Nudity in the Cinema
Hollywood takes a turn to the more extreme after 1915 when it discovers that the public's appetite for the moves goes beyond the one-reeler. Using Biblical, historical, moral, and naturalist arguments de-nudity acquires a lot of velocity during the Great War. We have just recounted events in our primary focus, the swimsuit. In the surrounding culture there exists bejeweled Queens of cinema, vamps, and harem dancers. Griffith is already offering up topless extras in his epics, and after 1915 Theda Bara's breastplates and see-through (TB1710-14) accelerate the pace.

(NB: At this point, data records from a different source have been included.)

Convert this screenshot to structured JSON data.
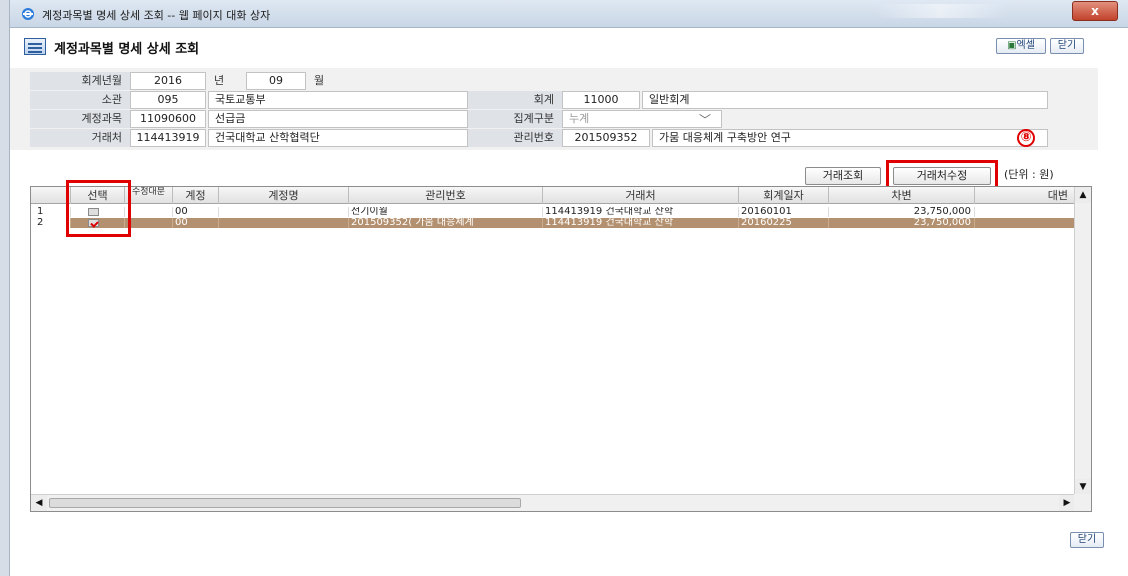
{
  "window": {
    "title": "계정과목별 명세 상세 조회 -- 웹 페이지 대화 상자",
    "close_label": "x"
  },
  "header": {
    "title": "계정과목별 명세 상세 조회",
    "excel_label": "엑셀",
    "close_label": "닫기"
  },
  "form": {
    "year_month_label": "회계년월",
    "year": "2016",
    "year_unit": "년",
    "month": "09",
    "month_unit": "월",
    "ministry_label": "소관",
    "ministry_code": "095",
    "ministry_name": "국토교통부",
    "account_label": "회계",
    "account_code": "11000",
    "account_name": "일반회계",
    "subject_label": "계정과목",
    "subject_code": "11090600",
    "subject_name": "선급금",
    "aggregation_label": "집계구분",
    "aggregation_value": "누계",
    "vendor_label": "거래처",
    "vendor_code": "114413919",
    "vendor_name": "건국대학교 산학협력단",
    "mgmt_label": "관리번호",
    "mgmt_code": "201509352",
    "mgmt_name": "가뭄 대응체계 구축방안 연구"
  },
  "marker": "⑧",
  "actions": {
    "vendor_lookup": "거래조회",
    "vendor_edit": "거래처수정",
    "unit": "(단위 : 원)"
  },
  "grid": {
    "columns": [
      "선택",
      "수정대분",
      "계정",
      "계정명",
      "관리번호",
      "거래처",
      "회계일자",
      "차변",
      "대변"
    ],
    "rows": [
      {
        "no": "1",
        "checked": false,
        "account": "00",
        "account_name": "",
        "mgmt": "전기이월",
        "vendor": "114413919  건국대학교 산학",
        "date": "20160101",
        "debit": "23,750,000",
        "credit": ""
      },
      {
        "no": "2",
        "checked": true,
        "account": "00",
        "account_name": "",
        "mgmt": "201509352( 가뭄 대응체계",
        "vendor": "114413919  건국대학교 산학",
        "date": "20160225",
        "debit": "23,750,000",
        "credit": ""
      }
    ]
  },
  "footer": {
    "close_label": "닫기"
  },
  "icons": {
    "window": "ie-icon",
    "page": "list-icon",
    "excel": "excel-icon"
  },
  "colors": {
    "selected_row": "#b3906f",
    "highlight": "#e00000"
  }
}
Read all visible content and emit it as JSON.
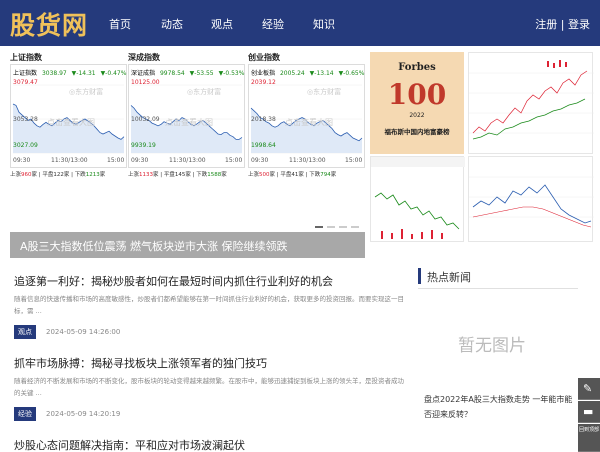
{
  "header": {
    "logo": "股货网",
    "nav": [
      "首页",
      "动态",
      "观点",
      "经验",
      "知识"
    ],
    "register": "注册",
    "separator": "|",
    "login": "登录"
  },
  "panels": [
    {
      "title": "上证指数",
      "name": "上证指数",
      "value": "3038.97",
      "change": "▼-14.31",
      "pct": "▼-0.47%",
      "max": "3079.47",
      "mid": "3053.28",
      "min": "3027.09",
      "watermark": "◎东方财富",
      "hint": "点击查看大图",
      "ticks": [
        "09:30",
        "11:30/13:00",
        "15:00"
      ],
      "stats": {
        "up_label": "上涨",
        "up": "960",
        "flat_label": "平盘",
        "flat": "122",
        "down_label": "下跌",
        "down": "1213",
        "unit": "家"
      },
      "series": [
        0.72,
        0.7,
        0.6,
        0.56,
        0.52,
        0.48,
        0.5,
        0.44,
        0.4,
        0.38,
        0.42,
        0.45,
        0.42,
        0.4,
        0.44,
        0.48,
        0.46,
        0.5,
        0.52,
        0.48,
        0.44,
        0.42,
        0.45,
        0.48,
        0.5,
        0.47,
        0.44,
        0.4,
        0.35,
        0.3,
        0.28,
        0.3,
        0.32,
        0.28,
        0.25,
        0.22,
        0.2,
        0.24
      ]
    },
    {
      "title": "深成指数",
      "name": "深证成指",
      "value": "9978.54",
      "change": "▼-53.55",
      "pct": "▼-0.53%",
      "max": "10125.00",
      "mid": "10032.09",
      "min": "9939.19",
      "watermark": "◎东方财富",
      "hint": "点击查看大图",
      "ticks": [
        "09:30",
        "11:30/13:00",
        "15:00"
      ],
      "stats": {
        "up_label": "上涨",
        "up": "1133",
        "flat_label": "平盘",
        "flat": "145",
        "down_label": "下跌",
        "down": "1588",
        "unit": "家"
      },
      "series": [
        0.7,
        0.66,
        0.6,
        0.56,
        0.52,
        0.5,
        0.48,
        0.44,
        0.42,
        0.4,
        0.42,
        0.46,
        0.44,
        0.42,
        0.46,
        0.5,
        0.48,
        0.52,
        0.5,
        0.46,
        0.42,
        0.4,
        0.43,
        0.46,
        0.48,
        0.44,
        0.4,
        0.36,
        0.32,
        0.28,
        0.27,
        0.3,
        0.3,
        0.26,
        0.24,
        0.2,
        0.2,
        0.23
      ]
    },
    {
      "title": "创业指数",
      "name": "创业板指",
      "value": "2005.24",
      "change": "▼-13.14",
      "pct": "▼-0.65%",
      "max": "2039.12",
      "mid": "2018.38",
      "min": "1998.64",
      "watermark": "◎东方财富",
      "hint": "点击查看大图",
      "ticks": [
        "09:30",
        "11:30/13:00",
        "15:00"
      ],
      "stats": {
        "up_label": "上涨",
        "up": "500",
        "flat_label": "平盘",
        "flat": "41",
        "down_label": "下跌",
        "down": "794",
        "unit": "家"
      },
      "series": [
        0.66,
        0.62,
        0.58,
        0.52,
        0.5,
        0.46,
        0.44,
        0.4,
        0.38,
        0.4,
        0.44,
        0.46,
        0.42,
        0.4,
        0.44,
        0.48,
        0.5,
        0.52,
        0.5,
        0.45,
        0.42,
        0.4,
        0.44,
        0.46,
        0.48,
        0.44,
        0.4,
        0.36,
        0.3,
        0.27,
        0.25,
        0.28,
        0.3,
        0.26,
        0.22,
        0.2,
        0.18,
        0.22
      ]
    }
  ],
  "forbes": {
    "brand": "Forbes",
    "number": "100",
    "year": "2022",
    "caption": "福布斯中国内地富豪榜"
  },
  "banner": {
    "text": "A股三大指数低位震荡 燃气板块逆市大涨 保险继续领跌"
  },
  "articles": [
    {
      "title": "追逐第一利好：揭秘炒股者如何在最短时间内抓住行业利好的机会",
      "desc": "随着信息的快速传播和市场的高度敏感性，炒股者们都希望能够在第一时间抓住行业利好的机会，获取更多的投资回报。而要实现这一目标，需 ...",
      "tag": "观点",
      "time": "2024-05-09 14:26:00"
    },
    {
      "title": "抓牢市场脉搏：揭秘寻找板块上涨领军者的独门技巧",
      "desc": "随着经济的不断发展和市场的不断变化，股市板块的轮动变得越来越频繁。在股市中，能够迅速捕捉到板块上涨的领头羊，是投资者成功的关键 ...",
      "tag": "经验",
      "time": "2024-05-09 14:20:19"
    },
    {
      "title": "炒股心态问题解决指南：平和应对市场波澜起伏",
      "desc": "",
      "tag": "",
      "time": ""
    }
  ],
  "sidebar": {
    "hot_title": "热点新闻",
    "no_image": "暂无图片",
    "hot_item": "盘点2022年A股三大指数走势 一年能市能否迎来反转？"
  },
  "float": {
    "feedback_label": "反馈",
    "chat_label": "客服",
    "top_label": "回到顶部"
  }
}
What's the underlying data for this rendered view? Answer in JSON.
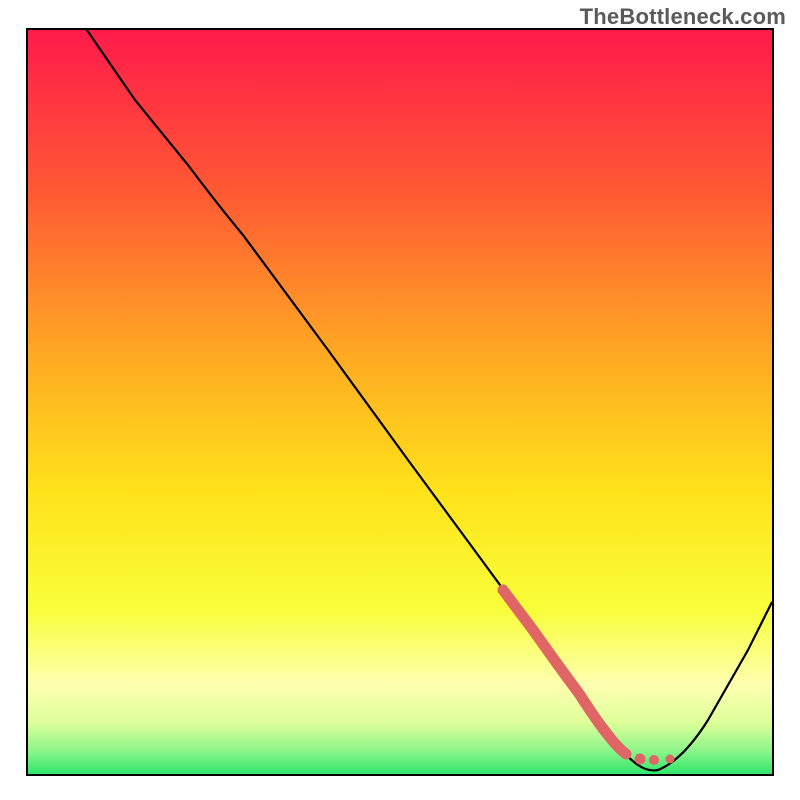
{
  "watermark": {
    "text": "TheBottleneck.com"
  },
  "colors": {
    "gradient_top": "#ff1a4b",
    "gradient_mid1": "#ff7a2a",
    "gradient_mid2": "#ffd21f",
    "gradient_mid3": "#f8ff3a",
    "gradient_lightyellow": "#feffb0",
    "gradient_green": "#2fe76b",
    "curve_stroke": "#000000",
    "accent_stroke": "#e06666"
  },
  "chart_data": {
    "type": "line",
    "title": "",
    "xlabel": "",
    "ylabel": "",
    "x": [
      0,
      5,
      10,
      15,
      20,
      25,
      30,
      35,
      40,
      45,
      50,
      55,
      60,
      65,
      70,
      72,
      74,
      76,
      78,
      80,
      85,
      90,
      95,
      100
    ],
    "series": [
      {
        "name": "bottleneck_curve",
        "values": [
          105,
          95,
          85,
          77,
          73,
          68,
          62,
          56,
          50,
          44,
          38,
          32,
          26,
          20,
          13,
          9,
          6,
          3,
          2,
          0,
          4,
          10,
          17,
          25
        ]
      }
    ],
    "accent_segment": {
      "x": [
        62,
        65,
        68,
        70,
        72,
        74,
        76,
        78,
        80
      ],
      "values": [
        22,
        17,
        12,
        8,
        5,
        3,
        2,
        1.5,
        1
      ]
    },
    "xlim": [
      0,
      100
    ],
    "ylim": [
      0,
      105
    ],
    "legend": false,
    "grid": false
  }
}
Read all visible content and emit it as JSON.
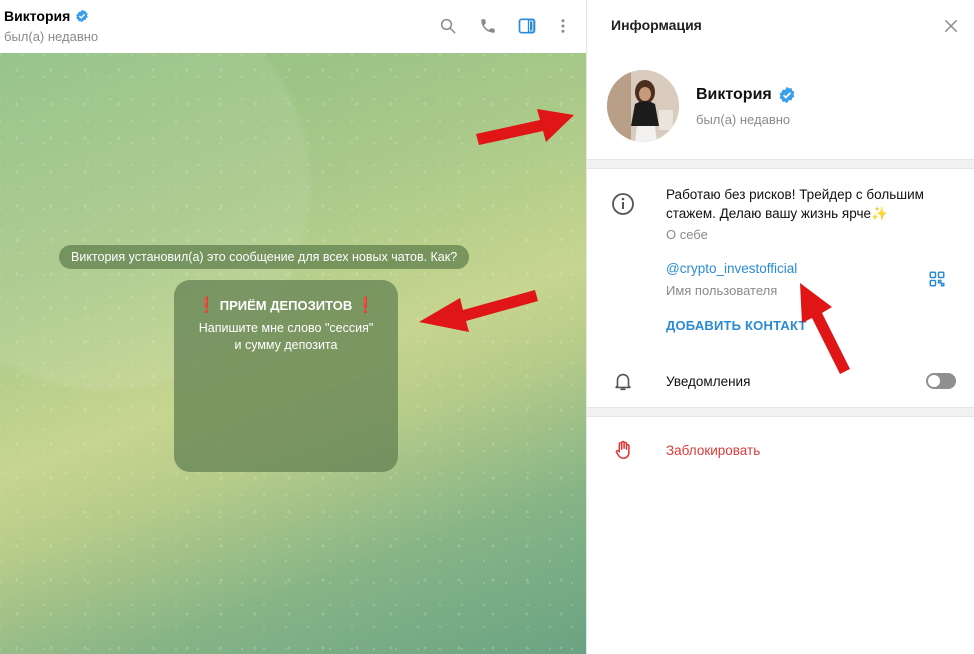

Australian swim champ, swimsuit pioneer, and diving tank performer Annette Kellerman is also not to be outdone by Theda Bara. She has already achieved fame as an athlete and inventor of the unitard (AK0650), which she introduces to the movies before the turn of the decade (AK0915) . In the early 1910s she stars in a series of aquatic pictures playing Sirens, Mermaids, and Neptune's Daughter. As these pictures progressed they show more of Kellerman's legs. Already a public advocate of the maillot pantaloon swimsuit the now big name star in the big-budget A Daughter of the Gods, sheds her swimsuit completely and bathes nude in the outdoors (AK1610). More controversy erupts.
Kellerman's maillotless movie advocates the naturalist movement. As an athlete and spokesman for the advancement of women, Kellerman is convincing women everywhere to adopt the one-piece swimsuit. But advocacy for the naturalist movement, however, including nudity in the cinema will remain a battleground into the next decade, with Clara Bow, Heddy Lamarr and others dancing that line.
The Andrea Munson Sidebar
Kellerman is not alone in bringing nudity to the movies. Like now, déshabillé is practiced not just in the movies but in fashion, on stage, and in magazines. One of Kellerman's peers is another socialite, New York City artists' model Andrea Munson. Like Kellerman, Munson builds strength in New York in the first half of the decade when she achieves celebrity status as a famous nude sculptors' model. The short version is her fame lands her a Hollywood contract to play a nude model on film (MU15-21). Some say this is a first.
For the Bikini Scientist Munson is interesting because she demonstrates crossover talent, she is a "new media girl." Her likenesses are in all cases replicas, formed in one case in stone or paint and in the other in celluloid. But she moves her talent and dignity from one form to the other. This is, in Goffman terms, a framing shift, further framed by her role as a model.
On Stage at the Dance Hall
Other movie stars also choose to wear very little, even by modern standards. Alla Nazimova bares her navel in this "pre-bikini bikini" (AZ191710) and Kellerman is another who adopts the bare-midriff, low-waistline look (AK1620).
While women on the real beach grapple with the politics of the leg, the view into the future is found in the nightclubs of Paris, where deux-pièces, soutien-gorge of all descriptions, waistlines that reveal the belly button, long legs, and bare breast topless costumes abound (CP2000). These exposures, begun in the early part of the decade will only gain momentum in the 1920s, be checked in the 1930s, and emerge again in the 1940s and beyond.